Who thought you could grow and process tea in the cold climate of Alaska in the U.S. An article published locally is actually reporting on a world-class tea connoisseur behind the state of Alaska’s first tea farm.
The tea farm is getting started this week just outside of Fairbanks. Jenny Tse, an international award-winning tea expert, has received support by artisanal growers in the state of Hawaii, as well as from India and China. Running a tea manufacturing company in Alaska, the only tea farm of the state is now her latest venture.
The article describes how she came up with the idea of establishing a tea farm after operating an artisanal tea store in Fairbanks for more than 14 years.
As part of her operation, she has been drying fireweed blossoms, cranberries and tea leaves. These hand-blending of local ingredient has won her her first international award. With a commercial-grade dehydrator she dries ingredient she sources locally.
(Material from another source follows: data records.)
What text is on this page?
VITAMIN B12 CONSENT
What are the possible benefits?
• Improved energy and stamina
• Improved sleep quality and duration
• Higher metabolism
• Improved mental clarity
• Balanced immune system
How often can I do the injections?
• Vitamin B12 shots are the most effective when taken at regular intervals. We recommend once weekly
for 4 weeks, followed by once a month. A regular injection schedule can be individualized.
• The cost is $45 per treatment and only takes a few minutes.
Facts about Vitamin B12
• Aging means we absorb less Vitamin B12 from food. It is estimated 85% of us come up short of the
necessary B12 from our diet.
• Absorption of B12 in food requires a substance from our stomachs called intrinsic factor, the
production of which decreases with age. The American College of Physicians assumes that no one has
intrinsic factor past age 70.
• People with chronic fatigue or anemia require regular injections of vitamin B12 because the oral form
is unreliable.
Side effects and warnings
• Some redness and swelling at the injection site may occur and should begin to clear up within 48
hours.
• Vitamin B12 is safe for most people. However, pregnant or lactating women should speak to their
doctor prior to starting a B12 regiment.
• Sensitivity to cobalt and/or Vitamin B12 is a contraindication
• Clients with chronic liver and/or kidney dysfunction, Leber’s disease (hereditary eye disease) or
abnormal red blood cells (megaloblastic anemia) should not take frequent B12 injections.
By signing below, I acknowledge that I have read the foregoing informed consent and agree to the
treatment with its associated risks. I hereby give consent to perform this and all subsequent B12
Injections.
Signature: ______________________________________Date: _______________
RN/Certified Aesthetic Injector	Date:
Teaching students in an online tea certification program, she sent those students a small tea plant to grow at home, which in the end sparked the idea to grow tea in Alaska.
Once again the story of Bernie Karl and the Chena Hot Springs in Alaska and the use of geothermal there for geothermally heated greenhouses seems to have been an inspiration for others. Asking them if there was place for some of her tea plants, they told her yes and so now there are tea plants growing in the greenhouse at the Chena Hot Springs resort.
She hopes to harvest the first tea leaves this summer from her “tea farm” at Chena Hot Springs.